Da passte es gut, dass zu der Zeit in dem ehemaligen Ärztehaus Räume zur Verfügung standen. Im Erdgeschoss befand sich eine Arztpraxis, die Methadon ausgab, im ersten Stockwerk ein Diabetes-Laden und darüber das ambulante Lazarus Hospiz. Zunächst zog im Erdgeschoss die Koordination der Erziehungsstellen ein. Bald folgte eine Therapeutische Wohngemeinschaft für vier junge Menschen im 1. OG, schließlich konnten auch die Räume des Hospizes genutzt werden, nachdem dieses sich vergrößerte.
Begegnung auf Augenhöhe
Und heute? Die TWG hat die Kultur der Ehrlichkeit und der Partizipation im Umgang miteinander etabliert. „Hier hat Niemand recht. Hier haben alle recht. Hier ist niemand schlauer. Hier sind alle schlau. Hier begegnen sich alle auf Augenhöhe.“ Für Joachim Rebele der Beweis: „Alles richtig gemacht. Nicht immer – aber insgesamt.“
Mir war wichtig: selbstständig leben
Einer der sieben WG-Bewohnenden ist Marcel Mania. Er wohnt hier er seit kurzem und hat sich für die Feier schick gemacht. Zuvor war 18 Monate das Haus TrauDich in Lobetal seine Heimat. Warum er hierher wollte? „Mir war wichtig, dass ich selbstständig leben kann. Für ihn ist der Ort ideal. Hier kann ich meinen Tag eigenständig gestalten, bin aber nicht mir selbst überlassen. Eine Mitarbeiterin oder ein Mitarbeiter ist bei Bedarf immer erreichbar“, erzählt Marcel. Dass er viel im Gepäck hat, darüber spricht er nicht. Aber es ist bereits die vierte Einrichtung der Jugendhilfe, die ihn begleitet.

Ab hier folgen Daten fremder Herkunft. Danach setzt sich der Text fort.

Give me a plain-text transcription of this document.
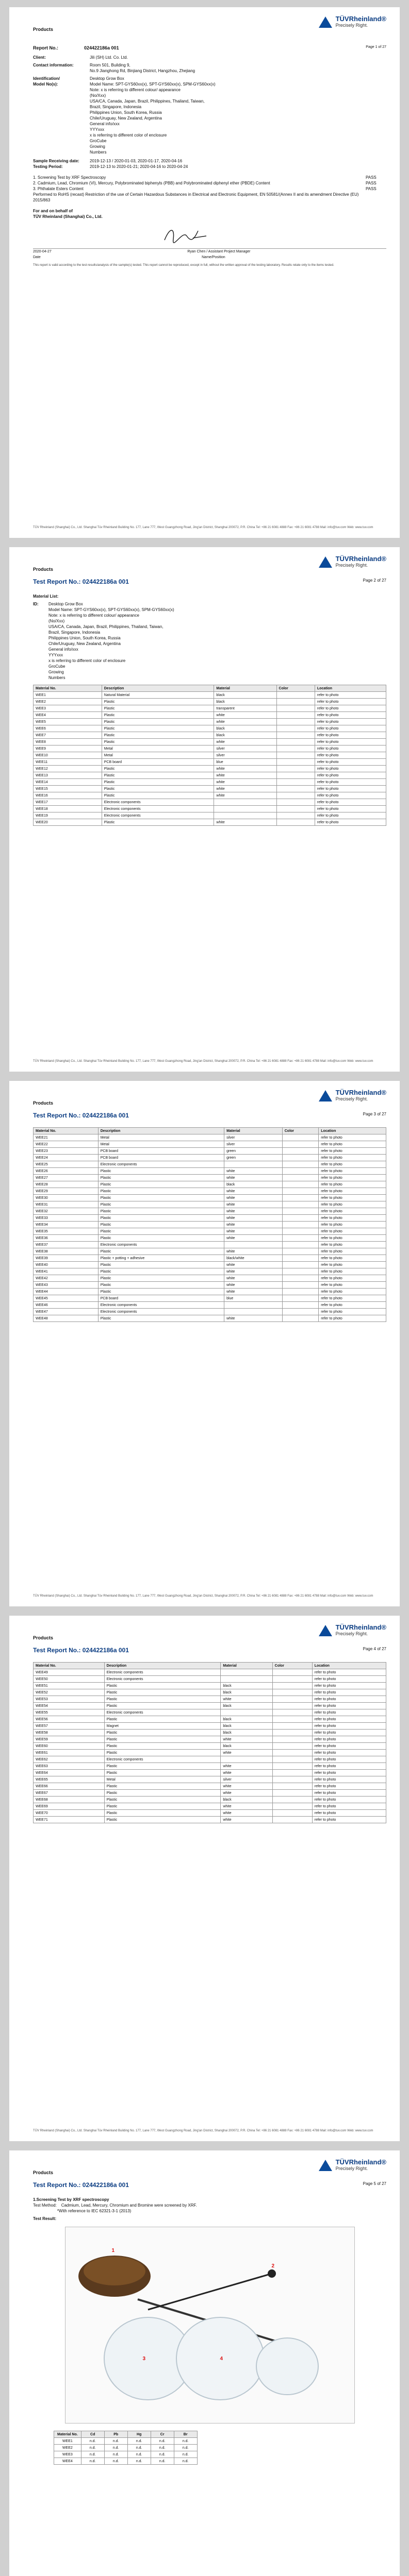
TÜVRheinland®
Precisely Right.
Products
Report No.:	024422186a 001	Page 1 of 27
Client:	Jili (SH) Ltd. Co. Ltd.
Contact information:	Room 501, Building 9,
No.9 Jianghong Rd, Binjiang District, Hangzhou, Zhejiang
Identification/
Model No(s):
Desktop Grow Box
Model Name: SPT-GYS60xx(x), SPT-GYS60xx(x), SPM-GYS60xx(x)
Note: x is referring to different colour/ appearance
(No/Xxx)
USA/CA, Canada, Japan, Brazil, Philippines, Thailand, Taiwan,
Brazil, Singapore, Indonesia
Philippines Union, South Korea, Russia
Chile/Uruguay, New Zealand, Argentina
General info/xxx
YYYxxx
x is referring to different color of enclosure
GroCube
Growing
Numbers
Sample Receiving date:	2019-12-13 / 2020-01-03, 2020-01-17, 2020-04-16
Testing Period:	2019-12-13 to 2020-01-21; 2020-04-16 to 2020-04-24
1. Screening Test by XRF Spectroscopy	PASS
2. Cadmium, Lead, Chromium (VI), Mercury, Polybrominated biphenyls (PBB) and Polybrominated diphenyl ether (PBDE) Content	PASS
3. Phthalate Esters Content	PASS
Performed to RoHS (recast) Restriction of the use of Certain Hazardous Substances in Electrical and Electronic Equipment, EN 50581/(Annex II and its amendment Directive (EU) 2015/863
For and on behalf of
TÜV Rheinland (Shanghai) Co., Ltd.
2020-04-27	Ryan Chen / Assistant Project Manager
Date	Name/Position
This report is valid according to the test results/analysis of the sample(s) tested. This report cannot be reproduced, except in full, without the written approval of the testing laboratory. Results relate only to the items tested.
TÜV Rheinland (Shanghai) Co., Ltd. Shanghai Tüv Rheinland Building No. 177, Lane 777, West Guangzhong Road, Jing'an District, Shanghai 200072, P.R. China Tel: +86 21 6081 4888 Fax: +86 21 6081 4788 Mail: info@tuv.com Web: www.tuv.com
TÜVRheinland®
Precisely Right.
Products
Test Report No.: 024422186a 001	Page 2 of 27
Material List:
ID:	Desktop Grow Box
Model Name: SPT-GYS60xx(x), SPT-GYS60xx(x), SPM-GYS60xx(x)
Note: x is referring to different colour/ appearance
(No/Xxx)
USA/CA, Canada, Japan, Brazil, Philippines, Thailand, Taiwan,
Brazil, Singapore, Indonesia
Philippines Union, South Korea, Russia
Chile/Uruguay, New Zealand, Argentina
General info/xxx
YYYxxx
x is referring to different color of enclosure
GroCube
Growing
Numbers
Material No.	Description	Material	Color	Location
WEE1	Natural Material	black		refer to photo
WEE2	Plastic	black		refer to photo
WEE3	Plastic	transparent		refer to photo
WEE4	Plastic	white		refer to photo
WEE5	Plastic	white		refer to photo
WEE6	Plastic	black		refer to photo
WEE7	Plastic	black		refer to photo
WEE8	Plastic	white		refer to photo
WEE9	Metal	silver		refer to photo
WEE10	Metal	silver		refer to photo
WEE11	PCB board	blue		refer to photo
WEE12	Plastic	white		refer to photo
WEE13	Plastic	white		refer to photo
WEE14	Plastic	white		refer to photo
WEE15	Plastic	white		refer to photo
WEE16	Plastic	white		refer to photo
WEE17	Electronic components			refer to photo
WEE18	Electronic components			refer to photo
WEE19	Electronic components			refer to photo
WEE20	Plastic	white		refer to photo
TÜV Rheinland (Shanghai) Co., Ltd. Shanghai Tüv Rheinland Building No. 177, Lane 777, West Guangzhong Road, Jing'an District, Shanghai 200072, P.R. China Tel: +86 21 6081 4888 Fax: +86 21 6081 4788 Mail: info@tuv.com Web: www.tuv.com
TÜVRheinland®
Precisely Right.
Products
Test Report No.: 024422186a 001	Page 3 of 27
Material No.	Description	Material	Color	Location
WEE21	Metal	silver		refer to photo
WEE22	Metal	silver		refer to photo
WEE23	PCB board	green		refer to photo
WEE24	PCB board	green		refer to photo
WEE25	Electronic components			refer to photo
WEE26	Plastic	white		refer to photo
WEE27	Plastic	white		refer to photo
WEE28	Plastic	black		refer to photo
WEE29	Plastic	white		refer to photo
WEE30	Plastic	white		refer to photo
WEE31	Plastic	white		refer to photo
WEE32	Plastic	white		refer to photo
WEE33	Plastic	white		refer to photo
WEE34	Plastic	white		refer to photo
WEE35	Plastic	white		refer to photo
WEE36	Plastic	white		refer to photo
WEE37	Electronic components			refer to photo
WEE38	Plastic	white		refer to photo
WEE39	Plastic + potting + adhesive	black/white		refer to photo
WEE40	Plastic	white		refer to photo
WEE41	Plastic	white		refer to photo
WEE42	Plastic	white		refer to photo
WEE43	Plastic	white		refer to photo
WEE44	Plastic	white		refer to photo
WEE45	PCB board	blue		refer to photo
WEE46	Electronic components			refer to photo
WEE47	Electronic components			refer to photo
WEE48	Plastic	white		refer to photo
TÜV Rheinland (Shanghai) Co., Ltd. Shanghai Tüv Rheinland Building No. 177, Lane 777, West Guangzhong Road, Jing'an District, Shanghai 200072, P.R. China Tel: +86 21 6081 4888 Fax: +86 21 6081 4788 Mail: info@tuv.com Web: www.tuv.com
TÜVRheinland®
Precisely Right.
Products
Test Report No.: 024422186a 001	Page 4 of 27
Material No.	Description	Material	Color	Location
WEE49	Electronic components			refer to photo
WEE50	Electronic components			refer to photo
WEE51	Plastic	black		refer to photo
WEE52	Plastic	black		refer to photo
WEE53	Plastic	white		refer to photo
WEE54	Plastic	black		refer to photo
WEE55	Electronic components			refer to photo
WEE56	Plastic	black		refer to photo
WEE57	Magnet	black		refer to photo
WEE58	Plastic	black		refer to photo
WEE59	Plastic	white		refer to photo
WEE60	Plastic	black		refer to photo
WEE61	Plastic	white		refer to photo
WEE62	Electronic components			refer to photo
WEE63	Plastic	white		refer to photo
WEE64	Plastic	white		refer to photo
WEE65	Metal	silver		refer to photo
WEE66	Plastic	white		refer to photo
WEE67	Plastic	white		refer to photo
WEE68	Plastic	black		refer to photo
WEE69	Plastic	white		refer to photo
WEE70	Plastic	white		refer to photo
WEE71	Plastic	white		refer to photo
TÜV Rheinland (Shanghai) Co., Ltd. Shanghai Tüv Rheinland Building No. 177, Lane 777, West Guangzhong Road, Jing'an District, Shanghai 200072, P.R. China Tel: +86 21 6081 4888 Fax: +86 21 6081 4788 Mail: info@tuv.com Web: www.tuv.com
TÜVRheinland®
Precisely Right.
Products
Test Report No.: 024422186a 001	Page 5 of 27
1.Screening Test by XRF spectroscopy
Test Method:    Cadmium, Lead, Mercury, Chromium and Bromine were screened by XRF.
*With reference to IEC 62321-3-1 (2013)
Test Result:
1
2
3	4
Material No.	Cd	Pb	Hg	Cr	Br
WEE1	n.d.	n.d.	n.d.	n.d.	n.d.
WEE2	n.d.	n.d.	n.d.	n.d.	n.d.
WEE3	n.d.	n.d.	n.d.	n.d.	n.d.
WEE4	n.d.	n.d.	n.d.	n.d.	n.d.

Doch das ist Vergangenheit. Er blickt nach vorne. Zunächst möchte er eine Ausbildung als Einzelhandelskaufmann beginnen, Bewerbungen bei REWE laufen. „Ein Beruf, der ihm Sicherheit gibt, auch für spätere Zeiten.“ Sein Traumberuf ist allerdings S-Bahnfahrer. Aber das kann er später immer noch werden.
Die Wochenenden verbringt er auf dem Fußballplatz. Er pfeift als Schiedsrichter Spiele der Kreisklasse. Sein Plan: Er möchte sich Klasse um Klasse hocharbeiten. Vielleicht schafft er es, Spiele der Regionalliga oder sogar der Bundesliga zu pfeifen. Das wäre für ihn sogar wichtiger als sein Traumjob bei der S-Bahn.